Milliyet gazetesi yazarı Abbas Güçlü, YGS sınavının gerçekleştiği pazar günü, tüm gazetelerde bulunan Kayseri'de bulunan Abdullah Gül Üniversitesi'nin ilanını eleştirdi. Kamuoyunu yanıltıcı bir reklam olduğunu belirten Güçlü," Eğitim ciddi iştir derler. Çok doğru. Sadece reklamcılara ya da işadamlarına havale edilmeyecek kadar da önemli ayrıntıları içerisinde barındırır. Örneğin, yukarıdaki ilan metninin altına hiçbir akademisyen imza atmaz. Atıyorsa da, ondan o üniversiteye de, ilime de, bilime de hayır gelmez" dedi.
Güçlü'nün bugün (26 Mart 2013) yazdığı 'Cumhurbaşkanı Gül ve 3. nesil üniversite!' başlıklı yazısının tamamı şöyle:
Dünkü gazetelerin neredeyse tamamına yakınında Abdullah Gül Üniversitesi AGÜ’nün ilanları vardı. Belli ki çok paraları var. Zamanlama konusunda çok isabetli bir gün seçmişler. YGS soruları için gazete alan hemen her öğrenci ve veli, o ilanı gördü. Eminim ki fazlasıyla etkisinde kalan da olmuştur. Çünkü çok iddialı vaatler var.

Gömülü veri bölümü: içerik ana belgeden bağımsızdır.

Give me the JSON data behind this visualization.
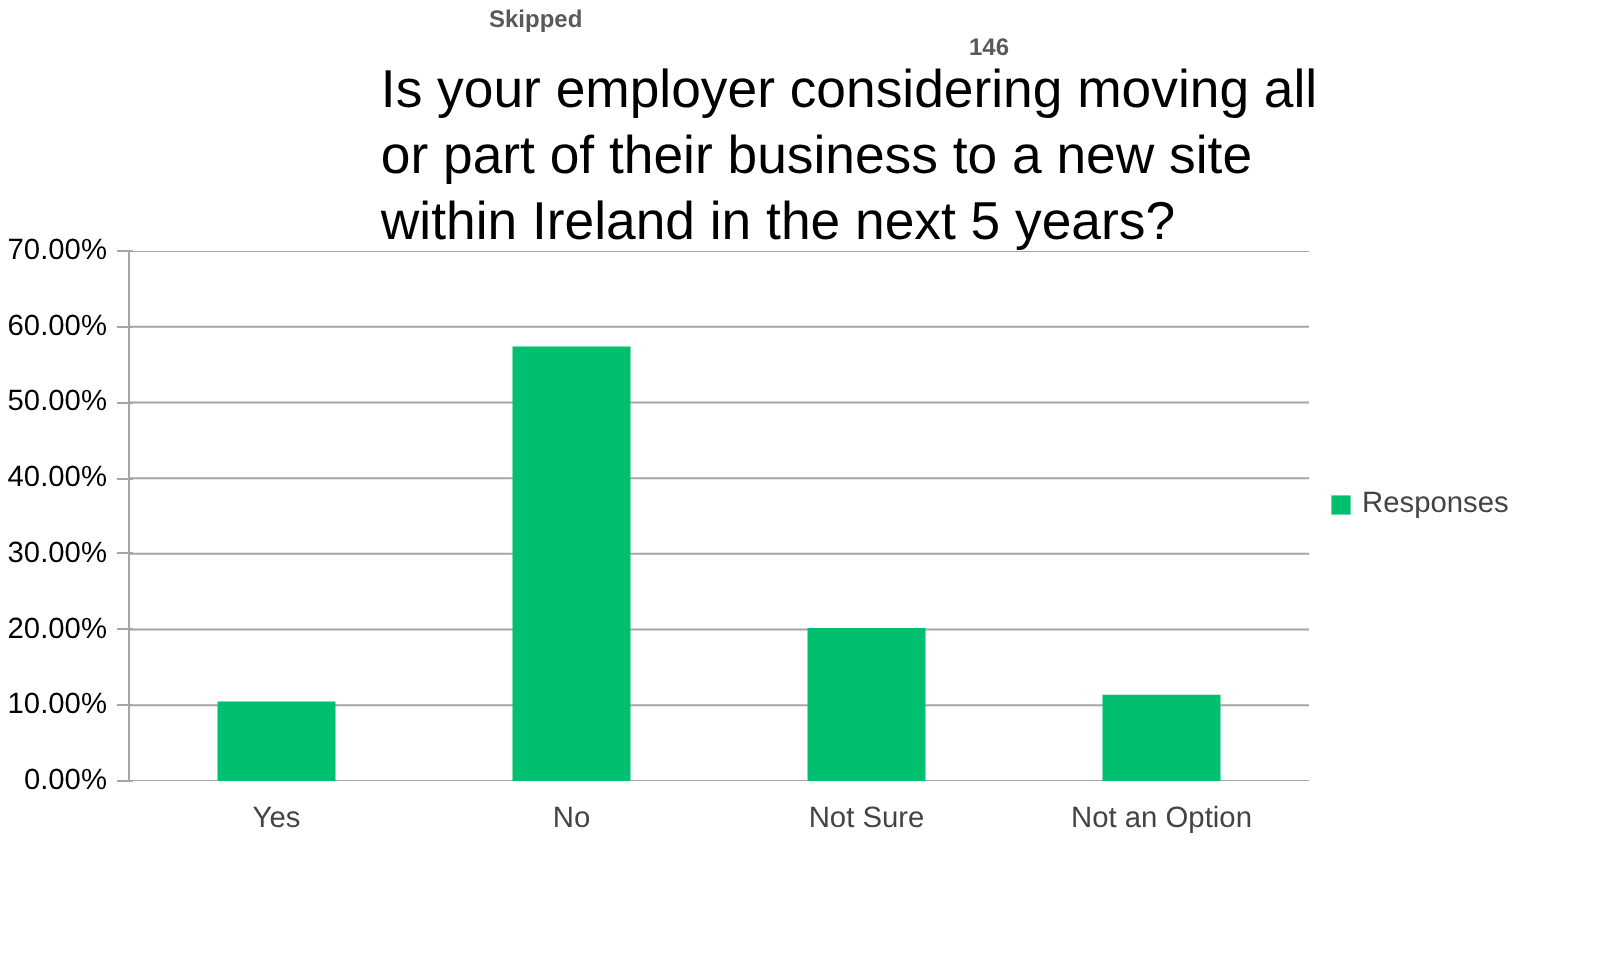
{
  "chart_data": {
    "type": "bar",
    "title": "Is your employer considering moving all or part of their business to a new site within Ireland in the next 5 years?",
    "annotations": [
      "Skipped",
      "146"
    ],
    "categories": [
      "Yes",
      "No",
      "Not Sure",
      "Not an Option"
    ],
    "series": [
      {
        "name": "Responses",
        "color": "#00bf6f",
        "values": [
          10.5,
          57.4,
          20.2,
          11.4
        ]
      }
    ],
    "ylim": [
      0,
      70
    ],
    "yticks": [
      {
        "value": 0,
        "label": "0.00%"
      },
      {
        "value": 10,
        "label": "10.00%"
      },
      {
        "value": 20,
        "label": "20.00%"
      },
      {
        "value": 30,
        "label": "30.00%"
      },
      {
        "value": 40,
        "label": "40.00%"
      },
      {
        "value": 50,
        "label": "50.00%"
      },
      {
        "value": 60,
        "label": "60.00%"
      },
      {
        "value": 70,
        "label": "70.00%"
      }
    ],
    "grid": "y",
    "legend": "right"
  }
}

İsterseniz gelin önce o ilanı okuyalım ve daha yola çıkmadan nasıl bir vahim hata yaptıklarını ve kimleri kırdıkları, üzdüklerini ve yanılttıklarını tek tek irdeleyelim...
Tek üniversiteymiş!
İşte o ilan:
“Abdullah Gül Üniversitesi Türkiye’nin ilk vakıf destekli devlet üniversitesi olarak özgün bir modelle yükseköğretimde çığır açacak. Önde gelen işadamlarının desteği ile güçlenen AGÜ, dünyanın en iyi üniversiteleri arasına girmeye hazırlanıyor.

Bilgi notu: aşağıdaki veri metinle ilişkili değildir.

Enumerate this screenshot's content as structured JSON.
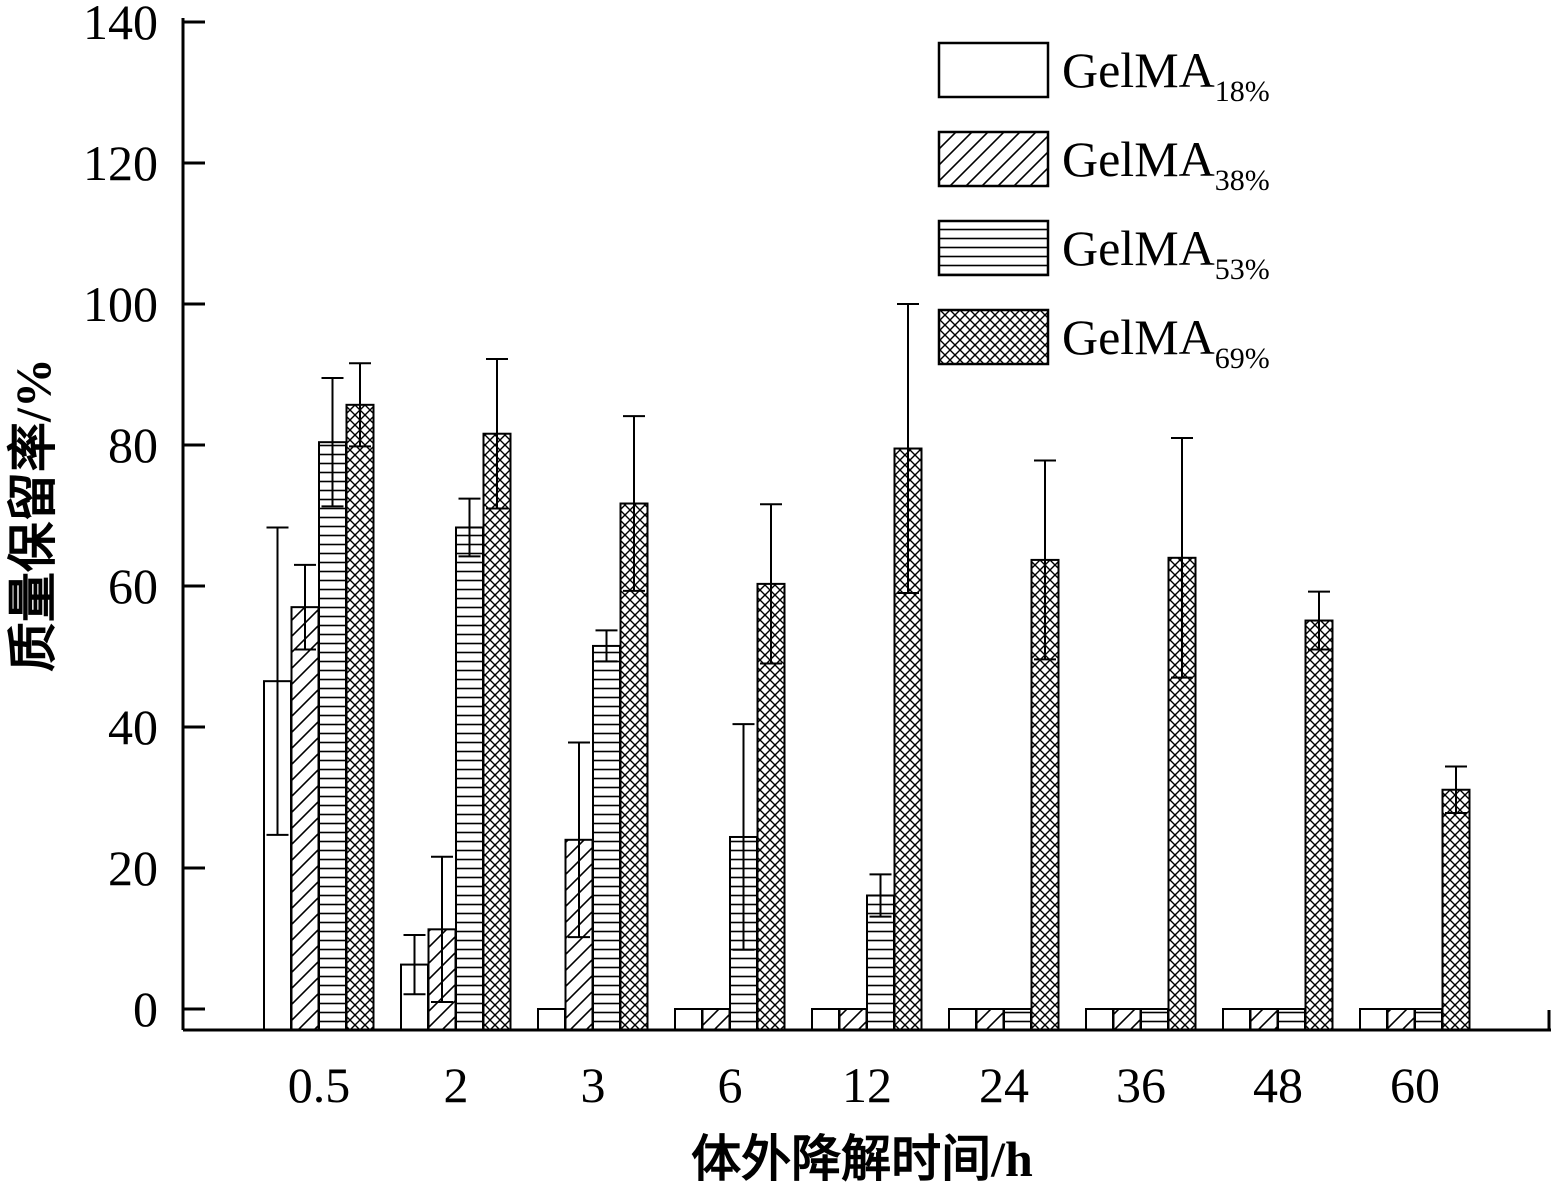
{
  "chart_data": {
    "type": "bar",
    "title": "",
    "xlabel": "体外降解时间/h",
    "ylabel": "质量保留率/%",
    "ylim": [
      -3,
      140
    ],
    "yticks": [
      0,
      20,
      40,
      60,
      80,
      100,
      120,
      140
    ],
    "categories": [
      "0.5",
      "2",
      "3",
      "6",
      "12",
      "24",
      "36",
      "48",
      "60"
    ],
    "grid": false,
    "legend_position": "top-right",
    "series": [
      {
        "name": "GelMA",
        "name_sub": "18%",
        "pattern": "blank",
        "values": [
          46.5,
          6.3,
          0,
          0,
          0,
          0,
          0,
          0,
          0
        ],
        "errors": [
          21.8,
          4.2,
          0,
          0,
          0,
          0,
          0,
          0,
          0
        ]
      },
      {
        "name": "GelMA",
        "name_sub": "38%",
        "pattern": "diagonal",
        "values": [
          57.0,
          11.3,
          24.0,
          0,
          0,
          0,
          0,
          0,
          0
        ],
        "errors": [
          6.0,
          10.3,
          13.8,
          0,
          0,
          0,
          0,
          0,
          0
        ]
      },
      {
        "name": "GelMA",
        "name_sub": "53%",
        "pattern": "horizontal",
        "values": [
          80.4,
          68.3,
          51.5,
          24.4,
          16.1,
          0,
          0,
          0,
          0
        ],
        "errors": [
          9.1,
          4.1,
          2.2,
          16.0,
          3.0,
          0,
          0,
          0,
          0
        ]
      },
      {
        "name": "GelMA",
        "name_sub": "69%",
        "pattern": "crosshatch",
        "values": [
          85.7,
          81.6,
          71.7,
          60.3,
          79.5,
          63.7,
          64.0,
          55.1,
          31.1
        ],
        "errors": [
          5.9,
          10.6,
          12.4,
          11.3,
          20.5,
          14.1,
          17.0,
          4.1,
          3.3
        ]
      }
    ]
  }
}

AGÜ’de eğitim dili İngilizce. Üstelik tüm öğrencilerini ilk yıl ABD’de dil eğitimine gönderiyor. Uluslararası tecrübeye sahip akademik kadrosuyla ve kişisel gelişimi destekleyen burs imkanlarıyla gençleri geleceğe hazırlıyor. Öğrencilerin sosyal gelişimine önem veren AGÜ, uluslararası tasarım ödüllü 24 saat yaşayan kampüsü ile benzersiz sosyal olanaklar sunuyor. AGÜ, hayallerini gerçekleştirmek için sınav giren tüm öğrencilere başarılar diler...”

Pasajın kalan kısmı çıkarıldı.